Figure 4 shows the case where GPT-3.5 gives the wrong answer. On the left side of the picture, ask "Wendy is playing a video game and has 43 lives. During the hard part of the game, she lost 8 lives. If she gets 39 more lives on the next level, how many lives will she have ?" ChatGPT gave the correct answer. However, GPT-3.5 generated a wrong answer. It can be seen that ChatGPT performs much better than GPT-3.5 when using CoT.
##Common sense, symbols and logical reasoning
Table 3 reports the accuracy of ChatGPT and popular LLM on common sense, symbolic and logical reasoning data sets. The following observations can be made: First, using CoT may not always provide better performance in common sense reasoning tasks, which may require more fine-grained background knowledge.

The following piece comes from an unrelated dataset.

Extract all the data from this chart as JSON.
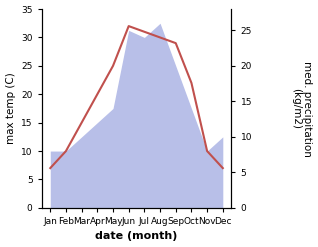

Secondly, unlike arithmetic reasoning, ChatGPT performs worse than GPT-3.5 in many cases, indicating that GPT-3.5 has stronger corresponding capabilities.
To analyze the reasons, the study shows several failure cases of ChatGPT in Figure 5. We can observe that ChatGPT can easily produce undefined responses, leading to poor performance.
##Natural Language Reasoning
Table 4 shows the results of different models on two natural language reasoning tasks: RTE and CB. We can see that under zero-shot settings, ChatGPT can achieve better performance than GPT-3.5, FLAN, T0 and PaLM. This proves that ChatGPT has better zero-shot performance in NLP reasoning tasks.
##Q&A
Table 6 reports the accuracy of different models on the BoolQ data set. ChatGPT is better than GPT-3.5. This shows that ChatGPT can handle reasoning tasks better.
##Dialogue
Table 8 shows the accuracy of ChatGPT and GPT-3.5 on the MuTual data set (multi-round conversation reasoning). As expected, ChatGPT significantly outperforms GPT-3.5.
Figure 6 is a specific example, we can see that ChatGPT can reason more effectively for a given context. This once again confirms ChatGPT’s super reasoning capabilities.
##Generate summary
Table 9 reports the ROUGE scores of ChatGPT and GPT-3.5 on the SAMSum dataset. Surprisingly, ChatGPT is inferior to GPT-3.5 on all metrics.
##Named entity recognition
Table 10 reports the zero-shot performance of ChatGPT and GPT-3.5 on CoNLL03. We can see that the overall performance of ChatGPT and GPT-3.5 is very similar.
# Sentiment Analysis
Table 11 compares the accuracy of different models on the sentiment analysis data set SST2. Surprisingly, ChatGPT performs about 1% worse than GPT-3.5.